In Sardegna si registra una diversificazione degli istituti penitenziari (case circondariali, case di reclusione insieme a colonie agricole), accompagnata da una disponibilità da parte delle autorità locali che potrebbero fungere da apripista per creare nuove possibilità. Emergerebbe quindi la necessità pressante d’un approccio innovativo, progettando uno schema che consideri ogni aspetto dell’individuo ristretto: si tratterebbe pertanto d’instaurare un’infrastruttura interconnessa tra i servizi sanitari – anche psichiatrici – rimanendo in sinergia con il territorio; ciò comporterà non soltanto l’accrescimento delle occasioni formative ma anche progetti diretti al miglioramento sociale attraverso attività ricreative rilevanti. Dovrebbe infine prevalere sul vecchio paradigma rigidamente improntato sulla restrizione fisica quello volto ad enfatizzare la cura del singolo individuo, facilitando così percorsi efficaci per il reinserimento sociale mirati a diminuire il tasso d’incidenza della recidiva.

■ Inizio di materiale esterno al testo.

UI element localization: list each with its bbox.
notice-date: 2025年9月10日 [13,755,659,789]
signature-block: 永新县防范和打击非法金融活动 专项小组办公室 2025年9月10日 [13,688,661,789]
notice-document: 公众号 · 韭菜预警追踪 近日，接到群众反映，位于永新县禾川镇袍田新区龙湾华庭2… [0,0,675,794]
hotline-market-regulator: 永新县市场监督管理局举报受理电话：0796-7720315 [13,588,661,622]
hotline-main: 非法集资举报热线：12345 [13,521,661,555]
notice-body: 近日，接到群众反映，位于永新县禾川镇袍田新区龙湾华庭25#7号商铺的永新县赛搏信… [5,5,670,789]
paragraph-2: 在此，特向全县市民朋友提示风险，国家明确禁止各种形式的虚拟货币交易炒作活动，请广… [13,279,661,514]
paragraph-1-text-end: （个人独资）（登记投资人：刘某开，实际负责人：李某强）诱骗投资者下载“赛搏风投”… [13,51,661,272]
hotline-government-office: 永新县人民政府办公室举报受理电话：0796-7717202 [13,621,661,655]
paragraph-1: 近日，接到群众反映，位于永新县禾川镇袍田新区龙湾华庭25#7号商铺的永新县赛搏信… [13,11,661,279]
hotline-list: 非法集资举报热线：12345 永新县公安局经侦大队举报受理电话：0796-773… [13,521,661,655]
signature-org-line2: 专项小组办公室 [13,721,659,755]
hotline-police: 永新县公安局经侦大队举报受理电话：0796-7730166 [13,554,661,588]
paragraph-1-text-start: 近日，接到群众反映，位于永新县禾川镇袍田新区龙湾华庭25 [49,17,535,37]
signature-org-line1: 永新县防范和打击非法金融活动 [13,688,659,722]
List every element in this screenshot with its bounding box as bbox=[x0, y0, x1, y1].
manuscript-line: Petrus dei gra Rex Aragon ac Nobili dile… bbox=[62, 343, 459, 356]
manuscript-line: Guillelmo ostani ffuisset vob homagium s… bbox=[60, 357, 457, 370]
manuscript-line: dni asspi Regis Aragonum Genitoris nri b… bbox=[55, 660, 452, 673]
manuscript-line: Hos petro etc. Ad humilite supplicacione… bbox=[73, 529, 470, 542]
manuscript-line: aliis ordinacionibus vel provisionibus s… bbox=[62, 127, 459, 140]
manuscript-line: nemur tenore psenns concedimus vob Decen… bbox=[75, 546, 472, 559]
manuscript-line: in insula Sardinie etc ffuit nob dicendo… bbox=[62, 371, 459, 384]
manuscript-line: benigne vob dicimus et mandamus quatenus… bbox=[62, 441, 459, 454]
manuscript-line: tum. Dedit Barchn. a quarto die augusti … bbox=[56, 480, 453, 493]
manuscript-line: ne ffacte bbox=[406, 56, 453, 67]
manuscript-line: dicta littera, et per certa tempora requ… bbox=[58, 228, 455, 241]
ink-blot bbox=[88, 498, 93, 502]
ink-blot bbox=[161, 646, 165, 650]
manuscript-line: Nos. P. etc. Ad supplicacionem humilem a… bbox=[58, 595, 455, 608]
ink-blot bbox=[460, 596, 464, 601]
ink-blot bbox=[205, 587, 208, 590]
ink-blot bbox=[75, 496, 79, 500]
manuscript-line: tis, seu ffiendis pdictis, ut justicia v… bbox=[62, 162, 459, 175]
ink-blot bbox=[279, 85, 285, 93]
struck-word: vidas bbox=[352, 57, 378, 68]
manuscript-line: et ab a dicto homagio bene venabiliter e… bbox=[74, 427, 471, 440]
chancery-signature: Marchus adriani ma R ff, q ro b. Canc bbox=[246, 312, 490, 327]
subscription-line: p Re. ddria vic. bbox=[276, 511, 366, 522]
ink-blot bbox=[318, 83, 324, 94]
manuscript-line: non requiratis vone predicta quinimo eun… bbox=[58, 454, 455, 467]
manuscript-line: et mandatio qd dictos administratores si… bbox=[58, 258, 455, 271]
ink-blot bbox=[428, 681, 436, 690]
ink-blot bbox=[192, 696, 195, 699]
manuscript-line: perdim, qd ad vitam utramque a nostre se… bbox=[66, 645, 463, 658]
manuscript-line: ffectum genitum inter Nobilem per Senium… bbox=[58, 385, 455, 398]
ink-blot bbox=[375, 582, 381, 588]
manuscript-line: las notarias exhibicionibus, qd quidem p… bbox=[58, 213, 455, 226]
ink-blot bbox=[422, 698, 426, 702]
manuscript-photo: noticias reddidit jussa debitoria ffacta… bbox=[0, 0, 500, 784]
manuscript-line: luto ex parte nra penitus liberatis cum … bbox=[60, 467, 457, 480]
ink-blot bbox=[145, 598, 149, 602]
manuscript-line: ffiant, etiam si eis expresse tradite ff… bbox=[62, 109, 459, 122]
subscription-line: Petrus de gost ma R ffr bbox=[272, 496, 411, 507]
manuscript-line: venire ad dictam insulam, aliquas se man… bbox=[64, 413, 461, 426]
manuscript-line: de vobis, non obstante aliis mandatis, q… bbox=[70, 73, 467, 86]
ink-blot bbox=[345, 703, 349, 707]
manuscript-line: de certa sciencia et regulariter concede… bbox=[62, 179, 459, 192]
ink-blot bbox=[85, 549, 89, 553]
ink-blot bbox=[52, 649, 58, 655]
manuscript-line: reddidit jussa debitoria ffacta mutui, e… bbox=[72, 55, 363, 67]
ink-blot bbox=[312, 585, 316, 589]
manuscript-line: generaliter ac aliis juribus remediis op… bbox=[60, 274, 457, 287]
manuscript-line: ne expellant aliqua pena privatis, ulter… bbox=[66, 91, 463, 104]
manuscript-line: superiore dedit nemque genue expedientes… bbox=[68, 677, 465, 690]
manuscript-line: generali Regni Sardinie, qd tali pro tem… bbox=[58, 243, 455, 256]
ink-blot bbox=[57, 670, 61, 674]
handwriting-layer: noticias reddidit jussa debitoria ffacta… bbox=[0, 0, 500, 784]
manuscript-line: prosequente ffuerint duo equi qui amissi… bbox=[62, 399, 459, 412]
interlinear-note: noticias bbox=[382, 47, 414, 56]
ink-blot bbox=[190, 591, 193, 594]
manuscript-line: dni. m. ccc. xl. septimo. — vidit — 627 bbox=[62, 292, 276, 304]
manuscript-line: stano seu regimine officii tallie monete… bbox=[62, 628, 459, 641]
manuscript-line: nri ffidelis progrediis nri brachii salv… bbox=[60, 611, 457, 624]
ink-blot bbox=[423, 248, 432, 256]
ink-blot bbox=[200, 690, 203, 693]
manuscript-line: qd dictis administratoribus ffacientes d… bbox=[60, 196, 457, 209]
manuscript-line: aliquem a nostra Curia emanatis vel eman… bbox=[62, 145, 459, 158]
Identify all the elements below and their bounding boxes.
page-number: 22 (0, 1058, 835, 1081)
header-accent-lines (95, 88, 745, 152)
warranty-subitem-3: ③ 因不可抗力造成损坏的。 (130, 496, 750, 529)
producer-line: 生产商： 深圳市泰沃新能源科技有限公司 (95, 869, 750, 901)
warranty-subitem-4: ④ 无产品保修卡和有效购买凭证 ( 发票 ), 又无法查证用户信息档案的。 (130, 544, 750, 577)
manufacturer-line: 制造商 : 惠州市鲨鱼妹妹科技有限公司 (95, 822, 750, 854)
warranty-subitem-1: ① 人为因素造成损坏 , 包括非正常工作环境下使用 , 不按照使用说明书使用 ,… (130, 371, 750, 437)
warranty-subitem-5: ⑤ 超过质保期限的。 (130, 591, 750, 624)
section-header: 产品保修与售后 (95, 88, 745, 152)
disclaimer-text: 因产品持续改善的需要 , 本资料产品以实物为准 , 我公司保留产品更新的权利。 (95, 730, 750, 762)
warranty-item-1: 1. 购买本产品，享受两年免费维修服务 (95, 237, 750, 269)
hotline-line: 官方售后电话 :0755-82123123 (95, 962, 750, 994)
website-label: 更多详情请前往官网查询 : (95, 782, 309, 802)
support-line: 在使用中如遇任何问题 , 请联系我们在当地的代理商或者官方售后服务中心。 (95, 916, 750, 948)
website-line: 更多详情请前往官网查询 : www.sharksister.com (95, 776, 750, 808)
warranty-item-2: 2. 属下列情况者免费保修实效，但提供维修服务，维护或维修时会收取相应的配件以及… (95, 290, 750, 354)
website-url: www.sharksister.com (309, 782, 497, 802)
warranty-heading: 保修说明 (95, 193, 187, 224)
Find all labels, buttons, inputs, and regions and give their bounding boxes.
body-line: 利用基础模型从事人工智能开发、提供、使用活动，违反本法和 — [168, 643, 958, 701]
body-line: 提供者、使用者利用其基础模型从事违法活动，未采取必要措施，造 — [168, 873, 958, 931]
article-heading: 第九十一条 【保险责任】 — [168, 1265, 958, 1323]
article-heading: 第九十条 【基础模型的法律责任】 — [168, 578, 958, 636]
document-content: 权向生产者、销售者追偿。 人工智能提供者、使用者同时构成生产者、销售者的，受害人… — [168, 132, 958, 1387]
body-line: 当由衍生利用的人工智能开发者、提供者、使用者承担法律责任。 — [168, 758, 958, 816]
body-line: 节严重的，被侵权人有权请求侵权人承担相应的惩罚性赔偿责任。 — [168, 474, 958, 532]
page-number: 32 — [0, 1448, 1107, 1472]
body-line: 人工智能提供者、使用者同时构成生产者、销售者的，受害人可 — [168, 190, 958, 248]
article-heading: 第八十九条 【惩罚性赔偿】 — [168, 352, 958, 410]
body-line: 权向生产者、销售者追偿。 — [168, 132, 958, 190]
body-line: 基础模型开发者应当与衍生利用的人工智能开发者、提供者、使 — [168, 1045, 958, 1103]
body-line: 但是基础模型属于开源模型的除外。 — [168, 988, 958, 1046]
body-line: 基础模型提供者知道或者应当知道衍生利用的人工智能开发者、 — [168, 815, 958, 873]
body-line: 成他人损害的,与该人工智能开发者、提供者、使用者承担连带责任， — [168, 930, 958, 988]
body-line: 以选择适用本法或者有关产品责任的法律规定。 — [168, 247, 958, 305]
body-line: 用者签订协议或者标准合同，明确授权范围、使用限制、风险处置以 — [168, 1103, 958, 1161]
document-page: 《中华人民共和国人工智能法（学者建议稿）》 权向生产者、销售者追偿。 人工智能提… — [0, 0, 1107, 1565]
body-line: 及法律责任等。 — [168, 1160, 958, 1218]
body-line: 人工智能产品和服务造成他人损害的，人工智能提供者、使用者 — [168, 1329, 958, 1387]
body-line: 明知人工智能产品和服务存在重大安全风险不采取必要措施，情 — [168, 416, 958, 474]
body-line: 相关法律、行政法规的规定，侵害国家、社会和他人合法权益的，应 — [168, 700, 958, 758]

Perché, come ci ricorda la Costituzione, la pena non è vendetta, ma possibilità di riscatto. E per dare questa possibilità, è necessario investire nella salute mentale, nelle competenze e nelle relazioni umane, anche e soprattutto “oltre il muro”. Riflettiamo: il trattamento che riserviamo a chi ha sbagliato dice molto sulla nostra società.